St Kilda Road is a long stretch, and it was a looooong time until I found my drink. By this point I was slowing down dramatically. I was running on empty and I knew it.
I almost got mad at myself, and then remembered all the advice I had going into this – forget about time; just run and enjoy it. I imagined Superwoman urging me on, and I hit the drink station, dumped a cup of water over my head, grabbed some powerade and chugged along.
Around 35km, some poor sod in front of me let one rip in a BIG way. Poor guy, I think he might have sharted (best word ever), and feeling sick, I wasn’t sticking around to find out.
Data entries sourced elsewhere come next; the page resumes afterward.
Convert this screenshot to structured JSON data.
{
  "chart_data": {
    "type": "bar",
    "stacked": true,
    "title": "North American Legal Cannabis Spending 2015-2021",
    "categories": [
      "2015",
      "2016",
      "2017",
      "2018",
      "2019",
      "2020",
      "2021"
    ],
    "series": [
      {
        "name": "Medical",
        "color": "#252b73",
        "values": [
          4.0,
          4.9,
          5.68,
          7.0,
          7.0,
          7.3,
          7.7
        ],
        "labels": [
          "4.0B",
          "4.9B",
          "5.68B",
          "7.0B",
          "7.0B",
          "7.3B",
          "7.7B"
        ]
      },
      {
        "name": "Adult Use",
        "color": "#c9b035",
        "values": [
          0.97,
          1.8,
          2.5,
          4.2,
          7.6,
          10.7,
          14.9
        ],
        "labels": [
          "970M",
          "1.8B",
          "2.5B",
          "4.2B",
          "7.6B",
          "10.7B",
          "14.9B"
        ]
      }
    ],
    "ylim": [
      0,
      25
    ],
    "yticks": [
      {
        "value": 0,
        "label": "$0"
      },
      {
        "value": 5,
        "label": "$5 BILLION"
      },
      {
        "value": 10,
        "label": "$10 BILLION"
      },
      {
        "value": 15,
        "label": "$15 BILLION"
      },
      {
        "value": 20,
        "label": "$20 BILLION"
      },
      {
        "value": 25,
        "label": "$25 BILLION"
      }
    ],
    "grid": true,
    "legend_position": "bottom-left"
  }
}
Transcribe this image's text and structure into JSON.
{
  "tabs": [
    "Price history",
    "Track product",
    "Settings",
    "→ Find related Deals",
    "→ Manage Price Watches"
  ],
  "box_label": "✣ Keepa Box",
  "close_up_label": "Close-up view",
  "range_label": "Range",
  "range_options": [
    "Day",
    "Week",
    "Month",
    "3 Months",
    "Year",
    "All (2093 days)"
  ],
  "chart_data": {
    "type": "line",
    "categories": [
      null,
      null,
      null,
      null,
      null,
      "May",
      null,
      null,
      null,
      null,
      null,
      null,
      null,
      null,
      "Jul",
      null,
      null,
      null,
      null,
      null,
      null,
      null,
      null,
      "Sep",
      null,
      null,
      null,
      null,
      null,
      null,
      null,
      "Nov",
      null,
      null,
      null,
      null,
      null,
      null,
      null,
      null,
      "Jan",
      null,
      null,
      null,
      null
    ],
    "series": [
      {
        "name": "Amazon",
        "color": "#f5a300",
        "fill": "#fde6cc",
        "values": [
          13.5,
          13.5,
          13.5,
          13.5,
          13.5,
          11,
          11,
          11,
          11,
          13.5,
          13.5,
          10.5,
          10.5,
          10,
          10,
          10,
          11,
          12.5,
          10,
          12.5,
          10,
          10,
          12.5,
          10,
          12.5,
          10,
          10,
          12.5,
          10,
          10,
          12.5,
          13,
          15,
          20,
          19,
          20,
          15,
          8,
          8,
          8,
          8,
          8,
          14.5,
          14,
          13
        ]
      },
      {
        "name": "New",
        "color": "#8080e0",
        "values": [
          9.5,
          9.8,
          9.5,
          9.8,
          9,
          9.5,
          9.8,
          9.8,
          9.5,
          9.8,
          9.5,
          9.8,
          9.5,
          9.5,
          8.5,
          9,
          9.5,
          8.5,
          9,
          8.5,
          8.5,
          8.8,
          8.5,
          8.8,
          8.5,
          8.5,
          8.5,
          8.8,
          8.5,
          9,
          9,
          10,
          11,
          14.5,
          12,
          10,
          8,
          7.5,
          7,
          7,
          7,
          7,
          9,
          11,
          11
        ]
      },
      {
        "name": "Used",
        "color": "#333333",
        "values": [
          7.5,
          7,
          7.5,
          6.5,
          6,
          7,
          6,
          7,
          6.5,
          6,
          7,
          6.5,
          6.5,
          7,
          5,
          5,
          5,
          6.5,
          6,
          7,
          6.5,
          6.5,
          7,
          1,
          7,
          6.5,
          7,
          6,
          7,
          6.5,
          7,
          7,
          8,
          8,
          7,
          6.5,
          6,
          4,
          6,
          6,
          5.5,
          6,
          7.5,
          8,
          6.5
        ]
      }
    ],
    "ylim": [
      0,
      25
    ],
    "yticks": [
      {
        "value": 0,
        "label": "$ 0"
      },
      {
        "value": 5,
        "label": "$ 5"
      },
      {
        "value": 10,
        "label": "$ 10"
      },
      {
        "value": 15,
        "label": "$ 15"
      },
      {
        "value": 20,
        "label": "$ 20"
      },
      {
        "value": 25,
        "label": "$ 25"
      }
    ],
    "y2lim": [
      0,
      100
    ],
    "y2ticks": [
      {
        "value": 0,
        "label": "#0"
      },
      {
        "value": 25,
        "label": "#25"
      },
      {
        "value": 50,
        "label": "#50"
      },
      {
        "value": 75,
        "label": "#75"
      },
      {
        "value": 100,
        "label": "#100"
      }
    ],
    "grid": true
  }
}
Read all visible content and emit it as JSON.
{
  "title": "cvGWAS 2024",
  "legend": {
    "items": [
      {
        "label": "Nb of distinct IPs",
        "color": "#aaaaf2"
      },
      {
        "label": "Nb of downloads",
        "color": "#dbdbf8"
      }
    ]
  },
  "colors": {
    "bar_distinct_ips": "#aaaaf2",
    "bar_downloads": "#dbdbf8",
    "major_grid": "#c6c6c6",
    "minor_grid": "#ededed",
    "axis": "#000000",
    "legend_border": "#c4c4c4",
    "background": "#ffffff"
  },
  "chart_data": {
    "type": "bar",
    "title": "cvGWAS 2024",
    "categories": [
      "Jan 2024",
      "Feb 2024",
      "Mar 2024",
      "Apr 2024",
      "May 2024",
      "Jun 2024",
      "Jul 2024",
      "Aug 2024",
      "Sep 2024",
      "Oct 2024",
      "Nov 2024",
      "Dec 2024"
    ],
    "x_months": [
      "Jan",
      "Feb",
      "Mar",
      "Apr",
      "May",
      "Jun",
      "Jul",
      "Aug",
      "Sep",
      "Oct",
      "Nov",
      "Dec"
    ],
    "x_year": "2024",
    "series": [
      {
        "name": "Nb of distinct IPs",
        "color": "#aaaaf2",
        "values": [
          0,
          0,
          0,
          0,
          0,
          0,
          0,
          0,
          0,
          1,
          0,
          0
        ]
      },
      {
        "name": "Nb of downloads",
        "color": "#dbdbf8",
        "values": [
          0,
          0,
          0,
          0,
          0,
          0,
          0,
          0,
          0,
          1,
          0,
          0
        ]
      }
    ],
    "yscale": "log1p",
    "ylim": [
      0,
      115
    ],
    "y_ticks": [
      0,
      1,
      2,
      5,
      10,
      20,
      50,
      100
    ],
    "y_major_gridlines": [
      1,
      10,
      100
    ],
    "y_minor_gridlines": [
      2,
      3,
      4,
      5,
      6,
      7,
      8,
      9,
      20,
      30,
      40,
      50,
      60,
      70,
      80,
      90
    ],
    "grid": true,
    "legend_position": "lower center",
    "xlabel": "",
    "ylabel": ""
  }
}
I chicked him.
In the high 30s, Mum and Dad were there, cheering me on. It was awesome to see them, knowing that I had run further than I ever had before.
All of a sudden, we were in the botanic gardens. Giving up on my 4 hour goal, I just focused on chugging along, one foot in front of the other. Single digits left, one drink station to the next.
Run your own race, go your own pace.
Then it happened. The terrible choice – run, or follow in the poor sod’s footsteps. I was furious with myself. I looked desperately for a porta-loo, but none in sight.
Instead, I walked for about 200m and concentrated on breathing. A man with the best of intentions encouraged me along – I didn’t have the heart to tell him that if I ran, he did NOT want to be behind me.
I picked it up again, only to have the same thing happen at about 40.3km. I gritted my teeth, had a quick walk, and figured there was a drink station within the next km.
When I first saw the course map, I was shocked that there was a drink station so close to the end.
Holy crap was I glad it was there.
At this point there was no turning back. Somehow, some way, I made it into the MCG.
We had about 300m to run once inside. I thought I had nothing left, but then I saw the clock – 4:08:45. I have no idea why I could push then, but I did. I crossed the line a little after 4:09, and immediately lost the plot. I don’t know what I looked like, but a volunteer grabbed me immediately after I crossed the line. Embarrassingly, she sat me down at the first aid tent, where I was told to sit still and drink slowly.
None of that! I tried to get up as soon as I could, only to find my legs wouldn’t work. With no thought other than ‘get out’, I shuffled down the ramp slower than I thought was possible. I cried.
I looked up, and saw Mr The Rake and Chelsea banging on the glass. I waved, and continued shuffling.
I finally got through the medal carriers, the drink stations and the clothes pick-up (which I didn’t use) and found myself outside.
Mum, Dad, Chels and The Rake were nowhere to be found.
I walked toward the expo, found a doorway, sat down, and bawled. I had nothing left. Nothing.
After what seemed like an eternity I stood up, and shuffled directly into Chels and Mr The Rake. I have never been so glad to see anyone in my life! They had phones. I could sit.
Realising I was in bad shape, they offered the world’s best advice:
You’ve just run a marathon! Feel free to shit yourself.
I loved them so much at that point (and no, I did not).
You know what? I finished. I finished a freakin’ marathon.
Anyone up for the Gold Coast half next July? Or the Rozelle 10km in December?
Give me a few weeks - this runnerchick is a runnerchick for life.